# iPhone exposure & DoF calculators



## pechspilz (Dec 8, 2008)

Hello everyone

There are some interesting photography tools (DoF, flash & exposure calculators) available on the App Store. 
Also don't miss this review about some of them: http://www.trick77.com/2008/12/07/dslr-photographers-tools-for-iphone/

The ability to calculate the blue hour for your current GPS position is also a very useful feature if your traveling.
If you're an iPhone or iPod touch user, are you planning to use tools like these?


----------



## platano (Dec 8, 2008)

that is freaking cool, wish I had an Iphone


----------



## JerryPH (Dec 8, 2008)

I'd never purchase a PHONE with the intent of taking pictures.  I use a phone to communicate with people over the same.  I also do not use my Nikon D700 to call people long distance either... lol

I know cell phone cameras have improved a lot over the last 2 years... but come on!


----------



## pechspilz (Dec 8, 2008)

???
Did you actually read the title and the article? It's not about the crap camera in the iPhone.


----------



## TBAM (Dec 8, 2008)

How would the exposure calculator work? Use the Iphone's camera as a light reader? Would the meter in the camera not be better than this?
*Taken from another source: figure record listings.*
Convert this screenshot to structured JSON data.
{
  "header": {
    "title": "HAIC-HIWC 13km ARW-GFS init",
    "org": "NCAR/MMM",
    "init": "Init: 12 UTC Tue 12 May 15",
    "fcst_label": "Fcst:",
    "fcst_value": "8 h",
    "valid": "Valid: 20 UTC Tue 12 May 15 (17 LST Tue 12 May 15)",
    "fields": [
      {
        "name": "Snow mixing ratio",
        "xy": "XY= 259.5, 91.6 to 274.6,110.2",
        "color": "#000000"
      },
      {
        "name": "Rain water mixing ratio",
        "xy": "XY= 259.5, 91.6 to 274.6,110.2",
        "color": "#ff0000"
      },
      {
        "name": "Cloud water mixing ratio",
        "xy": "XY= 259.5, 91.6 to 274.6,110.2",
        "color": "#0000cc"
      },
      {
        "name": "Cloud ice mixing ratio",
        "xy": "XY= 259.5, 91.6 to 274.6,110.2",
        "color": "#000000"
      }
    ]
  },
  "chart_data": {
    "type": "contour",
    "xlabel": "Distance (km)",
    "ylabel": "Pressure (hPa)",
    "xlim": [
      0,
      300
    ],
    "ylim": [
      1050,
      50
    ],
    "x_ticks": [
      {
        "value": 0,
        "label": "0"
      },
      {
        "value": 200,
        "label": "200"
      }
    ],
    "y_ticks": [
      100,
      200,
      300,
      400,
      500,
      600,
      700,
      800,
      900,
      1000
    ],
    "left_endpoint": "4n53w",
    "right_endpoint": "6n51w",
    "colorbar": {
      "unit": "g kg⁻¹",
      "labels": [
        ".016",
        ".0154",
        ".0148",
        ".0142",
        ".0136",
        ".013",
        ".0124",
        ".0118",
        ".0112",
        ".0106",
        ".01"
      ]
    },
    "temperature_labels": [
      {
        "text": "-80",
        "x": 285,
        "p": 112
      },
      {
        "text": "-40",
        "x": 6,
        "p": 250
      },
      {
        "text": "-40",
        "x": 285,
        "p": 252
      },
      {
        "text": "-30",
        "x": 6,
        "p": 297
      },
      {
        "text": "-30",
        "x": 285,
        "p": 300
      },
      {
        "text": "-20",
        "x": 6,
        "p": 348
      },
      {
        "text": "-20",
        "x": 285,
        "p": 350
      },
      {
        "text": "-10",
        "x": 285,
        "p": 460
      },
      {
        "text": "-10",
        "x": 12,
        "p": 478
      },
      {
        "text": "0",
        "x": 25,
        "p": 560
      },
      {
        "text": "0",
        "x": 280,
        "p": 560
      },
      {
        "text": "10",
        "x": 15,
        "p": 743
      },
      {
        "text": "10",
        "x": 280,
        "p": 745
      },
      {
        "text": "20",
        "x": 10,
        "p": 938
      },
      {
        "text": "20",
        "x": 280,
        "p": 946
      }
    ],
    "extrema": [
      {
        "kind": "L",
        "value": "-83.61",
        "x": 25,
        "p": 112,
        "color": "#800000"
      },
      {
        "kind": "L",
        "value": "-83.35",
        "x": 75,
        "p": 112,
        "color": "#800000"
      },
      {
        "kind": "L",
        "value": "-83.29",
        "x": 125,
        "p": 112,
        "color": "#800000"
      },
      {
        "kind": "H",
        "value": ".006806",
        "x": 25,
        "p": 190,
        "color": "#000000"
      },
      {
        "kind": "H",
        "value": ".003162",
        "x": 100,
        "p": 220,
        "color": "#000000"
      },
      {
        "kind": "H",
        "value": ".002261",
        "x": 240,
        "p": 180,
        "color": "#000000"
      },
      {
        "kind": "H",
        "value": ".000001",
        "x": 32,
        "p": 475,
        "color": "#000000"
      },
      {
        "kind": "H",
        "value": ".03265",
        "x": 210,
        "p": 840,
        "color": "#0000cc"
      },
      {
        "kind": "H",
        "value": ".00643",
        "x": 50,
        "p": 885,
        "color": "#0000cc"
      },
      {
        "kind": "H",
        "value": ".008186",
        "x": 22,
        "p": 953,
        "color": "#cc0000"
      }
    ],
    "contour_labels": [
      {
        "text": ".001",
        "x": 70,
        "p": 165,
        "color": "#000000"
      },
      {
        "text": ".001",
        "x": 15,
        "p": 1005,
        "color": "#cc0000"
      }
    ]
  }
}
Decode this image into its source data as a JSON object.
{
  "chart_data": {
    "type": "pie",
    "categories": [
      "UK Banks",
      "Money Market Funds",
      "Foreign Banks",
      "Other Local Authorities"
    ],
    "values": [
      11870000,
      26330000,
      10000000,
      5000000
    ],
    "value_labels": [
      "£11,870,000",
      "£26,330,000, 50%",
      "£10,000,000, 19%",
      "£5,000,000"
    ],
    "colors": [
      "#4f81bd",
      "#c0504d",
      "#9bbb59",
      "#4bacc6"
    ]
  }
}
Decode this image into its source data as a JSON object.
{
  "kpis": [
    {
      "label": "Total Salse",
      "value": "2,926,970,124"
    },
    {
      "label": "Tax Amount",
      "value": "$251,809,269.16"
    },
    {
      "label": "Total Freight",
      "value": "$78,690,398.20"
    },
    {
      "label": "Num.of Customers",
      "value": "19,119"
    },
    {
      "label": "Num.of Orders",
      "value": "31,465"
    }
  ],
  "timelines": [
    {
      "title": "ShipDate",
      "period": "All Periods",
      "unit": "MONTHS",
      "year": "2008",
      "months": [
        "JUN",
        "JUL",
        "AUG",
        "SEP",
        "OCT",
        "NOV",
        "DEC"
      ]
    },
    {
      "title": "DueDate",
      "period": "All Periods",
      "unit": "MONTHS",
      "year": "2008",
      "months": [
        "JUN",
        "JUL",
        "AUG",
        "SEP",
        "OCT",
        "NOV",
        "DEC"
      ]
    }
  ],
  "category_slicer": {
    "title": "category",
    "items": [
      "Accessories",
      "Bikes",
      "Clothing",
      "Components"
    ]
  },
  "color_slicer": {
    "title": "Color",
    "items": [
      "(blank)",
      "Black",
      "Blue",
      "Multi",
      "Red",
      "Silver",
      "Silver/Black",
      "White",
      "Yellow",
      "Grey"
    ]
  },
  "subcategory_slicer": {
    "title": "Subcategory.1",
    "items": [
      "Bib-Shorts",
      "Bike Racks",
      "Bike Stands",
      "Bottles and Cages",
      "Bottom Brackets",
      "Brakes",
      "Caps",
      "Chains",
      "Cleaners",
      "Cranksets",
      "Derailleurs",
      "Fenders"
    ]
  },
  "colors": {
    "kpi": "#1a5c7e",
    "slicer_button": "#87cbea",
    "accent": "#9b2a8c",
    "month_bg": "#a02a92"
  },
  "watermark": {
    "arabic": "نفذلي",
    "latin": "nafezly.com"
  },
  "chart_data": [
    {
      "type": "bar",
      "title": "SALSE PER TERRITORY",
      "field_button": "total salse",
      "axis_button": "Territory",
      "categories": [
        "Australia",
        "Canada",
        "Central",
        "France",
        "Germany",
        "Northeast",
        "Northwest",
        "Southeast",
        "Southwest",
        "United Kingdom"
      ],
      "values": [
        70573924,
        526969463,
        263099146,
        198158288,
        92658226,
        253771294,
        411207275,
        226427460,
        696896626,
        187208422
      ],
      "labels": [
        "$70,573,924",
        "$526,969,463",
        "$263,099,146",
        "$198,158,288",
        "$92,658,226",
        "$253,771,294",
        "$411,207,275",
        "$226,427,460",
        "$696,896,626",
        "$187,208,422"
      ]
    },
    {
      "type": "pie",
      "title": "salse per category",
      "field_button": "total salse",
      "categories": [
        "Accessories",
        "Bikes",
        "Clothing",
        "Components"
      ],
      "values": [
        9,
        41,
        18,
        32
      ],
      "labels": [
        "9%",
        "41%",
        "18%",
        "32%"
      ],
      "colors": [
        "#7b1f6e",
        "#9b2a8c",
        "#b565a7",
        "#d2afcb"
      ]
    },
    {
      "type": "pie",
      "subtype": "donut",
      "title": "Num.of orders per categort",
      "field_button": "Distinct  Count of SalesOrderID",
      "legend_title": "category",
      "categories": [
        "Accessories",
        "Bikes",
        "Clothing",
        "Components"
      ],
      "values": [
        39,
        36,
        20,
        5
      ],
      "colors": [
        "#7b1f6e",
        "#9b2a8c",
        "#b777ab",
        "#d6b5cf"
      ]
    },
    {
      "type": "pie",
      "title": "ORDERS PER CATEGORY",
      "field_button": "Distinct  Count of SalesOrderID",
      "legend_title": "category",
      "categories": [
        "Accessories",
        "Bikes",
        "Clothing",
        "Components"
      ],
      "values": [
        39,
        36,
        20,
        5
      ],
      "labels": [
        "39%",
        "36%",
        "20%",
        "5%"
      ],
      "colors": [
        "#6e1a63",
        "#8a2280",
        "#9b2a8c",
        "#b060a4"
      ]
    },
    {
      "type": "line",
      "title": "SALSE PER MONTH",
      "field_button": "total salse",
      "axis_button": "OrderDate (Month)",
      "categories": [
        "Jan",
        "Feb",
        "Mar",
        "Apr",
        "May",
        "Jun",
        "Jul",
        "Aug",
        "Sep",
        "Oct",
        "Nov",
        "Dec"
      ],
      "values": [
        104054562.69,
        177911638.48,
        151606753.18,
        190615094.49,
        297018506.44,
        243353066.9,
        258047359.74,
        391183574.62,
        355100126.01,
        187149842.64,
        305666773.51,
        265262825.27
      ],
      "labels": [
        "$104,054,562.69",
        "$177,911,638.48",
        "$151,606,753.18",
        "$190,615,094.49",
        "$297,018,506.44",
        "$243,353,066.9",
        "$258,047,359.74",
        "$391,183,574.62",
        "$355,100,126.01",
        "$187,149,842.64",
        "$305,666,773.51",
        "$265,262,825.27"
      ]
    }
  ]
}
The blue hour and depth of field calculator could be handy.


----------



## verticalization (Dec 10, 2008)

I actually just purchased one of these apps, (photobuddy) and i must say im pretty impressed.  it was 1.99, includes a DoF calculator, sunrise/moonrise times/phases, grey card (tho not color).  It also has a neat lil setting to calculate the distance of an object using the iphones camera. 

The exposure calculator doesnt use the iphones camera, if you have an external light meter you input the settings there and you can change different fstop/shutter/iso settings while keeping the same exposure.  it also has presets that give, what seems like a general estimate for settings for different scenes.  Not sure how accurate that is


----------



## Silverado_13 (Dec 10, 2008)

Downloading them right now. Gonna try it out later.


----------



## Big Mike (Dec 10, 2008)

> it also has presets that give, what seems like a general estimate for settings for different scenes. Not sure how accurate that is


Probably based on the 'Sunny 16' rule of similar...and it can be accurate, provided  you are reading the making an accurate assessment of the scene, to know what to look up.  

I'd say that it's not really needed with digital because you can just shoot & test.


----------



## RyanLilly (Dec 11, 2008)

I downloaded photocalc, I think it was 2 bucks. It has a DOF calc, sunrise/set times, a reference section for films/filter, a pretty useless glossary, And a flash exposure calculator, which is actualy pretty usefull, although I havent had a chance to use it much yet, and Im pretty good at getting within a stop on my first shot using manual flash, but its not a bad teaching tool.


----------